Ik ben niet zo van het analyseren van restaurants. Maar nou komt er toch een restaurant op mijn pad waar ik iets over wil schrijven.
Het gaat om een Ethiopisch restaurant in de Prinsestraat.
Wat is Ethiopisch eten?
Ethiopisch eten kenmerkt zich door een grote zure pannenkoek in het midden van de tafel met allerlei gerechten daarop.
Je scheurt een stuk pannenkoek af en pakt daarmee wat vlees of groente.
Met andere woorden, je eet met je handen en eet allemaal van dezelfde pannenkoek. Mensen met smetvrees hebben hier niks te zoeken.
Maar als je van een sociaal gebeuren houdt én van lekker eten, dan is dit zeker de moeite waard.

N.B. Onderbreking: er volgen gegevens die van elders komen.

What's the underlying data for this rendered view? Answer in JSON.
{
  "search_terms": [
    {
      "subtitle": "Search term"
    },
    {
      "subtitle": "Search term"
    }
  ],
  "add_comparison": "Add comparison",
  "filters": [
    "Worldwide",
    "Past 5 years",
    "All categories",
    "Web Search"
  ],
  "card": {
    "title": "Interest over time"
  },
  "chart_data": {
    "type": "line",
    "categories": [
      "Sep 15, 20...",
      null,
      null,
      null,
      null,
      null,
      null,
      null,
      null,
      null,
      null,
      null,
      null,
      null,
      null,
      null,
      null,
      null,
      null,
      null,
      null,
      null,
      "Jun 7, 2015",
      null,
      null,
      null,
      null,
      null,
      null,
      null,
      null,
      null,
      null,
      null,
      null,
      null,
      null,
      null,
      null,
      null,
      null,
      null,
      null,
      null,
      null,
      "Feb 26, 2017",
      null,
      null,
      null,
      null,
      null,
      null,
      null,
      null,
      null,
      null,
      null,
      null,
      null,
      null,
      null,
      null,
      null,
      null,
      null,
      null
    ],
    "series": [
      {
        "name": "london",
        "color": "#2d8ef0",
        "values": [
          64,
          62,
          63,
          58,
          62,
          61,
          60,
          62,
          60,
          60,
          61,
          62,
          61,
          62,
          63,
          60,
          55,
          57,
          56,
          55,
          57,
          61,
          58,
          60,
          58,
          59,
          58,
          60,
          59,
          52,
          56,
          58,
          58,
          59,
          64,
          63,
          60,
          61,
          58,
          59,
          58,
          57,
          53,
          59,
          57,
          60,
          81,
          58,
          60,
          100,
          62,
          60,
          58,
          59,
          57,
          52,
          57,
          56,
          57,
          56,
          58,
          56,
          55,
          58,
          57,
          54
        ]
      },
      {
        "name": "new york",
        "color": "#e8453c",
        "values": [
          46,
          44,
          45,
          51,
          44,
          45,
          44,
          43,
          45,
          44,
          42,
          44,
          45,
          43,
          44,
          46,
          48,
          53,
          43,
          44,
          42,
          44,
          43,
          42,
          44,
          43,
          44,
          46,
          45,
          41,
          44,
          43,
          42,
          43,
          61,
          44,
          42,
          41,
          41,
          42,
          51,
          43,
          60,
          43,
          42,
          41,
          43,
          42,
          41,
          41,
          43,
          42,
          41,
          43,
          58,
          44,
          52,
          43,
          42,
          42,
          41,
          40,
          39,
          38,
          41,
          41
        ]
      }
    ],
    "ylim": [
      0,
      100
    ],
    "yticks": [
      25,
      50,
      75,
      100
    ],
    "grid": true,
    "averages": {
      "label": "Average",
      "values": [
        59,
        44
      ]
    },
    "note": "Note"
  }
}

Ik heb al vaker Ethiopisch gegeten. Wat mij elke keer weer opvalt is dat ze zoiets als grauwe smakeloze linzen onherkenbaar lekker kunnen maken. En ook groenten steken ze in spannende exotische jasjes.
Zo dacht ik hier een goede keuze te maken met de mix: van alles wat. Ik zag mijn deel van de pannenkoek al voor me met vele verschillende bergjes heerlijkheden. Vergezeld van een Ethiopisch biertje in een kalebas. Dat was het idee.
De kalebas met bier hadden ze niet.
We waren aan het babbelen. Met een groepje mensen. Mijn maag knorde. Ik keek naar het aparte kleedje op de tafel.
Na een kwartier nam de vriendelijk Ethiopische vrouw de bestelling op. En wij gingen door met keuvelen. Na een half uur was het eten er nog niet. Ik had trek maar wist dat bereidingen soms lang kunnen duren. Er schoot een beeld van Portugal door mijn hoofd waar ik een keer twee uur had zitten wachten op een kip. Uiteindelijk bleek dat ze mijn kip vergeten waren. En toen waren ze op.
Waar bleef het eten nou?
Ik keek naar de deur van de keuken maar de vrouw was nergens te bekennen. Was ze in de keuken? Zou ze dat allemaal zelf koken? Dan hadden we nog wel even te gaan. Ik keek naar mijn mede tafelgenoten. Maar die leken er niet zo mee te zitten. Ik werd onrustig en verschoof mijn stoel.
Een kwartier later was het zo ver.
Een grote pannenkoek lachte ons toe. Daar kwam ze. Ze zette hem sierlijk op onze tafel. We keken alle vier gretig naar de gerechten.
Het zag er mooi uit.
Ik was gewend een volgepropte pannenkoek met vele gerechten aan te treffen.
Maar met twee hoopjes vlees, ei en wat groente moest het ook te doen zijn.
Ik keek naar de anderen. Niemand zei iets.
We namen een hap. De smaak was goed. Wel wat scherp, maar dat kan je met dit soort eten verwachten. Binnen vijf minuten had ik alles op en keek naar de anderen die nog niet klaar waren. Aan een andere tafel zaten een paar magere Ethiopiërs.
Na tien minuten waren alle gerechten op. Grote stukken week gescheurde pannenkoek waren nog in de aanbieding. Ik stortte mij op deze sompige lappen deeg. Ik had nog niet genoeg gehad. Een tafelgenoot kneedde het geheel nog een beetje tot een bal. Het werd er niet beter door.
Toen het op was kwam de vrouw glimlachend naar ons toe. “Lekker hè,” zei ze. De groente had ze speciaal voor ons gemaakt.
Ze stelde een authentieke koffie voor. Ik dacht aan die heerlijk ruikende wierook die ze altijd met de koffie serveren en zei: “ja graag.”
Meestal is het zetten van koffie een kwestie van enkele minuten.
Het bleek een enorme klus, koffie zetten en wierook aansteken.
Na een half uur kwam ze terug. Met een aardewerken kruik. “De koffie wordt gebrand,’ vertelde ze. “En daarna pas afgemaakt. Dat kost tijd.”
Er was geen wierook.
Ik keek naar de koffie. Drie slokken drap.
Ik zag dat niet iedereen zijn koffie opdronk.